As a movie, Dinner Rush is far superior to this year’s addition to the sex-and-food genre, the stale if also enjoyable Tortilla Flat (a Latino remake of Ang Lee’s Eat Drink Man Woman), which was commercially successful. Indeed, despite its setting, a chic Downtown New York eatery, the new film contains only one montage of the genre’s obligatory scene: The frantic preparation and presentation of sensual food.

In a perfect-pitch role, Aiello plays Louis Gropa, the vet owner of a local Italian restaurant who, along with his longtime partner, has done bookmaking on the side. Devastated by the sudden killing of his partner by two Mafioso from Queens, who go by the name of Black and Blue, Louis is determined to take justice in his own hands.

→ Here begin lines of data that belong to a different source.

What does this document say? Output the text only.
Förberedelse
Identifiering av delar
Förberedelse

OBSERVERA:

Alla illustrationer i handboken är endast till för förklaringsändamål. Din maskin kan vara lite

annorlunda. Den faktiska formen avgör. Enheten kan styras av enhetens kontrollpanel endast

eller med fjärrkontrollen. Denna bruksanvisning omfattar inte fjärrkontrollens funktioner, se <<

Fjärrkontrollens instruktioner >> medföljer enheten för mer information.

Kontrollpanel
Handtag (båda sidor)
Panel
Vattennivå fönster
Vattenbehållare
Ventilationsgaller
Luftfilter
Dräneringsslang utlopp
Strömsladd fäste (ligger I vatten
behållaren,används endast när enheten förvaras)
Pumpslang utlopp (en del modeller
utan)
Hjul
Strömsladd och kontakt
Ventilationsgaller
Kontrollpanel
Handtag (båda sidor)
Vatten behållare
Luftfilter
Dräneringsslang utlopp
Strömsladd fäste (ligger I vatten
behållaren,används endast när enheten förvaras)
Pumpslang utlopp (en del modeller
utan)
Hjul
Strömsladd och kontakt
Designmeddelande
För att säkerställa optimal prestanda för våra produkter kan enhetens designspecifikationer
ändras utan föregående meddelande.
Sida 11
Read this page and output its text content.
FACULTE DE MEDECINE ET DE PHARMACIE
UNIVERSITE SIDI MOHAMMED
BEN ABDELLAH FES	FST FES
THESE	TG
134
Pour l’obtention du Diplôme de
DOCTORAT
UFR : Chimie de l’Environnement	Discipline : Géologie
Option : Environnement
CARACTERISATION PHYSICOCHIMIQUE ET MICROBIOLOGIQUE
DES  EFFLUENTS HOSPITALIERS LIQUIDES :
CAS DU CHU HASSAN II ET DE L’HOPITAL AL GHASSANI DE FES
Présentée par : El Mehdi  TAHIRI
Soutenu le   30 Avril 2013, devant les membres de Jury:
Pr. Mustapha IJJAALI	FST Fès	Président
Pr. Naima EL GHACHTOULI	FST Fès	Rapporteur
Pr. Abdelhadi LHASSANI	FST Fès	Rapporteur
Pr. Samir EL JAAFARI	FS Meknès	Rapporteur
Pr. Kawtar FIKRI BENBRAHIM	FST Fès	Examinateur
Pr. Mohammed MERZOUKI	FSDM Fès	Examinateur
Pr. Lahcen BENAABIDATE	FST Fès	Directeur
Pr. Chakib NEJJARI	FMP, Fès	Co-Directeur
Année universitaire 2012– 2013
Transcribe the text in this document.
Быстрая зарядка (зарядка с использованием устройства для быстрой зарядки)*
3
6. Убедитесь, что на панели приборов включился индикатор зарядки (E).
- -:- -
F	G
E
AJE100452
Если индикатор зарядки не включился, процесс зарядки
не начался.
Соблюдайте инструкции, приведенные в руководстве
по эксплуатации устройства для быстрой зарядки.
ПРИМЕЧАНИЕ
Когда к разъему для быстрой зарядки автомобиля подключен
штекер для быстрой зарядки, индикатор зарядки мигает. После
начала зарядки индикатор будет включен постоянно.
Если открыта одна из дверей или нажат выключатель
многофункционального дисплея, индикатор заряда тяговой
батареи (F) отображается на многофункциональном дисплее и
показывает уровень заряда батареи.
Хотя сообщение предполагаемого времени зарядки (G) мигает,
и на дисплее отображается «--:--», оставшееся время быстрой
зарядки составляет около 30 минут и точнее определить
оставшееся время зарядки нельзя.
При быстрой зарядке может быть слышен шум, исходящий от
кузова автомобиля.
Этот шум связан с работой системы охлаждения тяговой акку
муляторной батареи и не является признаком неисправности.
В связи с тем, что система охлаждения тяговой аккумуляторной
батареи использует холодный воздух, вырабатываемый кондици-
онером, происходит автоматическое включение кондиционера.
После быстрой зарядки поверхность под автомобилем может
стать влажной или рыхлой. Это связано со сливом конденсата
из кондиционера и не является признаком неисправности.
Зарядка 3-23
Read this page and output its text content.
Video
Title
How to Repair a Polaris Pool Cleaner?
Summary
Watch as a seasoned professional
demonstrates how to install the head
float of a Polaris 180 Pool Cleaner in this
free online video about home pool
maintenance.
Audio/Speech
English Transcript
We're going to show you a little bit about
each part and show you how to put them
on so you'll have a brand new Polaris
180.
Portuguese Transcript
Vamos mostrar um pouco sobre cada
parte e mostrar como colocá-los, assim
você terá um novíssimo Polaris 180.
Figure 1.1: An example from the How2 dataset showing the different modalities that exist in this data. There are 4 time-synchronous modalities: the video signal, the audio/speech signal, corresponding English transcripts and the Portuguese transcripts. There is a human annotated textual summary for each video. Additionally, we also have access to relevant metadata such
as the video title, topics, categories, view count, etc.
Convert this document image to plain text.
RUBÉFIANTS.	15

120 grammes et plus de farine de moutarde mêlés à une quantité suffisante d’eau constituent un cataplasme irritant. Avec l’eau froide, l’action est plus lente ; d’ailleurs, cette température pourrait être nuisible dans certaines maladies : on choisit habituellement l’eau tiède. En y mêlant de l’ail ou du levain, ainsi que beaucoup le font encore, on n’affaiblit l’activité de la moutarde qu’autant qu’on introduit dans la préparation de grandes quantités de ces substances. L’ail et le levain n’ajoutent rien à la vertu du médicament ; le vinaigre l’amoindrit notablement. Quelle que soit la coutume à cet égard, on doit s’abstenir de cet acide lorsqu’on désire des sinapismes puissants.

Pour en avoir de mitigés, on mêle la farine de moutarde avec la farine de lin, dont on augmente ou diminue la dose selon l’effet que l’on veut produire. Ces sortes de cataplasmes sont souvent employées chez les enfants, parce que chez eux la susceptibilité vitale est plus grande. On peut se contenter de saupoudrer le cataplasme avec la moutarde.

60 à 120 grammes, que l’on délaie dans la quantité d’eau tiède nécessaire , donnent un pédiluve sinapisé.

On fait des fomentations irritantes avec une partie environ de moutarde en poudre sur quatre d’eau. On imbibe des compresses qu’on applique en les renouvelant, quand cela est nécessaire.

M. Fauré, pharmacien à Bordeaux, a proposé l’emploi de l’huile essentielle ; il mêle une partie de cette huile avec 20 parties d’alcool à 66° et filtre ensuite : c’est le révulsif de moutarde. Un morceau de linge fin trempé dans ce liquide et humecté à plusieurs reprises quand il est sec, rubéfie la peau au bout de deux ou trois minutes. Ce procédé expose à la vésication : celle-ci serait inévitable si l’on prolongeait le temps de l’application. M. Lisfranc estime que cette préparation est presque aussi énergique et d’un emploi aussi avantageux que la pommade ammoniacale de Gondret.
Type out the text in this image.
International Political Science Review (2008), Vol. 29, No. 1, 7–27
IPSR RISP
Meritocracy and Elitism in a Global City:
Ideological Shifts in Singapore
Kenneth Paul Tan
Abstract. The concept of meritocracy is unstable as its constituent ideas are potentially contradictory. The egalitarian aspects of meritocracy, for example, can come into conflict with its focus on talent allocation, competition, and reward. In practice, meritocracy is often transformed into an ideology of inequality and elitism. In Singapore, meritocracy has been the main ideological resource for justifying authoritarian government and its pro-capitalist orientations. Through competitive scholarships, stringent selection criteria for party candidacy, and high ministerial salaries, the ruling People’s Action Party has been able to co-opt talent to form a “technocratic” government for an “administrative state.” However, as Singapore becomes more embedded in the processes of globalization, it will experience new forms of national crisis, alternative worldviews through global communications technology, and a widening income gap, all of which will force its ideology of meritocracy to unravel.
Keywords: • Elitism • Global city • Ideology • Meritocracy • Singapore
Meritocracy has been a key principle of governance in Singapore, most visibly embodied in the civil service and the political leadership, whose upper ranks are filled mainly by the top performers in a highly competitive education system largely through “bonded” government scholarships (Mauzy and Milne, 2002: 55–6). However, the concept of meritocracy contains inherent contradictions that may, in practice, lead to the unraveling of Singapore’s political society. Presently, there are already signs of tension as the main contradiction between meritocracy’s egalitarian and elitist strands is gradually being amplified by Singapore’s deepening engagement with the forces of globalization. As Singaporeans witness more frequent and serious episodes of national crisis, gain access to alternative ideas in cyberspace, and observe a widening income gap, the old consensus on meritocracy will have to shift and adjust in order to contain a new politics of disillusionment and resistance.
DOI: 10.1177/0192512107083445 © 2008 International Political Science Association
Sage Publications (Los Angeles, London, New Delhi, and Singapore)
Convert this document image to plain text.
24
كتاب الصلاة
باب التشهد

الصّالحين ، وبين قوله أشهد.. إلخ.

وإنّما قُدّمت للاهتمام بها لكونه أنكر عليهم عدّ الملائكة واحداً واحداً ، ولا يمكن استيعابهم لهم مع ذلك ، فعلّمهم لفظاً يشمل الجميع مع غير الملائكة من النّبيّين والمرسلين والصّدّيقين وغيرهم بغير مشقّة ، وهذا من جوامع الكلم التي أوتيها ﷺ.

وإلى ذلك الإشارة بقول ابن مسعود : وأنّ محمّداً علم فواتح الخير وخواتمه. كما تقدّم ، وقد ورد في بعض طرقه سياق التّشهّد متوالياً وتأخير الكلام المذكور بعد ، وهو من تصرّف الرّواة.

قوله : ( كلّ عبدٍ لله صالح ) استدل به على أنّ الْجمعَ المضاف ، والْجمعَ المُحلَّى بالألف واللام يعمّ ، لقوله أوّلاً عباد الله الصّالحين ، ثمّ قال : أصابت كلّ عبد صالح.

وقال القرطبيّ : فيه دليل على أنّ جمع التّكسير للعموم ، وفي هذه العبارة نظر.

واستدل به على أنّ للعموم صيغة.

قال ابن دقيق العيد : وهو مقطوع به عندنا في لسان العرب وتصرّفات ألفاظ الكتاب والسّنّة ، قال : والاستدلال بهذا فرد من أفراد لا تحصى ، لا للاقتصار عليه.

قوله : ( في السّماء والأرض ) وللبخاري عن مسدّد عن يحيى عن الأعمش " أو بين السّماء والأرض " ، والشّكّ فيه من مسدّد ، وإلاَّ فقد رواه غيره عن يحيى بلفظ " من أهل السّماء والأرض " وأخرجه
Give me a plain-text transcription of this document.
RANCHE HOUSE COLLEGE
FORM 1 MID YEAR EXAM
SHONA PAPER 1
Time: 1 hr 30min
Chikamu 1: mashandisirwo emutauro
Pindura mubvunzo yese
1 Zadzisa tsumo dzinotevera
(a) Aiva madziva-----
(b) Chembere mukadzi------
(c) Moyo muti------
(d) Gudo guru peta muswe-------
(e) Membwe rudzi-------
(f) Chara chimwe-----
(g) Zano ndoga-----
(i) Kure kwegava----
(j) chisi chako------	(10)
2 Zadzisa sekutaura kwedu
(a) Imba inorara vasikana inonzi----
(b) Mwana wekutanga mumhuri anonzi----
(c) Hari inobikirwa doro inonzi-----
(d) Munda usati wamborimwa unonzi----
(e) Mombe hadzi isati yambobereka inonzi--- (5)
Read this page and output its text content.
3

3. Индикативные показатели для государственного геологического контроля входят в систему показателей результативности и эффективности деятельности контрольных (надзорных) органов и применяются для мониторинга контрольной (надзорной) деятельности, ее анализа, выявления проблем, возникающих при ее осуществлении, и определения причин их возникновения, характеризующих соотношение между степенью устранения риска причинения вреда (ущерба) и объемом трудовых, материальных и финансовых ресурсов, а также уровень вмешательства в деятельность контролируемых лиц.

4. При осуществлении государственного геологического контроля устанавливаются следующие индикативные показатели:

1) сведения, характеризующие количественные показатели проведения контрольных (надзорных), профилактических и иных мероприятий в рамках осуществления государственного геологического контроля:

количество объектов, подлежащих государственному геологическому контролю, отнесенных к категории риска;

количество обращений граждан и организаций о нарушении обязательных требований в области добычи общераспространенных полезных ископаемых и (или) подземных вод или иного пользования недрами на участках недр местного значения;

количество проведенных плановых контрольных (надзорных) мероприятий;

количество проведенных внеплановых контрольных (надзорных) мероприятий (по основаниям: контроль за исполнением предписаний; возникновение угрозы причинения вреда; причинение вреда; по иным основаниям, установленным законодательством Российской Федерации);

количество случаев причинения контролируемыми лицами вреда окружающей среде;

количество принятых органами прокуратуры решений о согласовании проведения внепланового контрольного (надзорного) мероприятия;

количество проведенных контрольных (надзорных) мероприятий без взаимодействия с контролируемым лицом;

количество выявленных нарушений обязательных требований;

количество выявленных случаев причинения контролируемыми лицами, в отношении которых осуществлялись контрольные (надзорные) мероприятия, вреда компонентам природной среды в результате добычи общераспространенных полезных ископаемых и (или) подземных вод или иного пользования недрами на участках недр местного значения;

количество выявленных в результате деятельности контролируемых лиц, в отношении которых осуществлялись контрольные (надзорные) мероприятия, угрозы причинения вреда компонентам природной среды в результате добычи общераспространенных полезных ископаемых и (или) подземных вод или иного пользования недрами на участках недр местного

Hence, the film closes with an unexpectedly effective revenge that plays like a consciously low-key homage to the famous restaurant-shooting scene in The Godfather.

For the most part, however, Dinner Rush feels like an Altmanesque ensemble piece about the workers and patrons of a place that has changed from a family business with an old-fashioned food to one boasting novelle Italian cuisine, supervised by Louis’s chef-son, Udo (Ballerini). One of the running jokes is that Louis can’t eat the new elegant food and has his old favorite dishes prepared by Duncan (Acevedo, who looks like the young Pacino), a good-hearted but irresponsible gambler who’s always in debt.

Though Italian in origin, the restaurant reflects the new demographics of Manhattan. The cooks represent a racially diverse group that includes blacks, Asians, and Latino, and only few Italians. Furthermore, whenever Louis goes into the kitchen, he encounters a new, unrecognizable face.

The intergenerational conflict–the reluctance of the old guard to pass on the torch to the young and ambitious breed, is only one of the subplots in a film that’s dense in subtext and rich in characterizations, capturing the flavor of a hot restaurant, where everybody wants to dine, and perhaps more so needs to be seen. One customer observes that celeb-gazing in Gigino (named after Louis’s nickname) has become just as important as eating.

In the course of the night, we meet a bunch of New Yorkers, whose goals are to score, promote their careers, vent steam–and just talk. It turns out that Udo, a handsome womanizer and ambitious restaurateur, has slept with at least three of the employees and patrons that night, and a fourth one is in the works. Single men and women sit at the bar, while being entertained by the bartender and new couples are formed.

Despite its title, the movie conveys anything but rush or speed. Rather, the need to connect, to tell stories, and to be listened to are far more important. Presiding over the proceedings is Louis, always sitting at the same table, observing the place and its human players, some of whom are grotesque and pretentious, from a distance with a wary, timeworn look. During the course of the evening, his Louis’s changes in dramatic ways, and his exit from the restaurant, which is both literal and symbolic, is one of the most satisfying and well-earned sorties seen in a movie in a long time.

Technically raw (which may be a function of the budget or Giraldi’s deficient skills), the picture is poorly mounted, suffering from abrupt cuts, sometimes in the midst of a sentence, and obvious intercuts between parallel actions. Dinner Rush is one film that screams for the Altman touch, his smooth camera movement, uninterrupted long takes (a la The Player’s beginning), overlapping dialogue, but there are other, significant rewards that compensate for the shortcomings.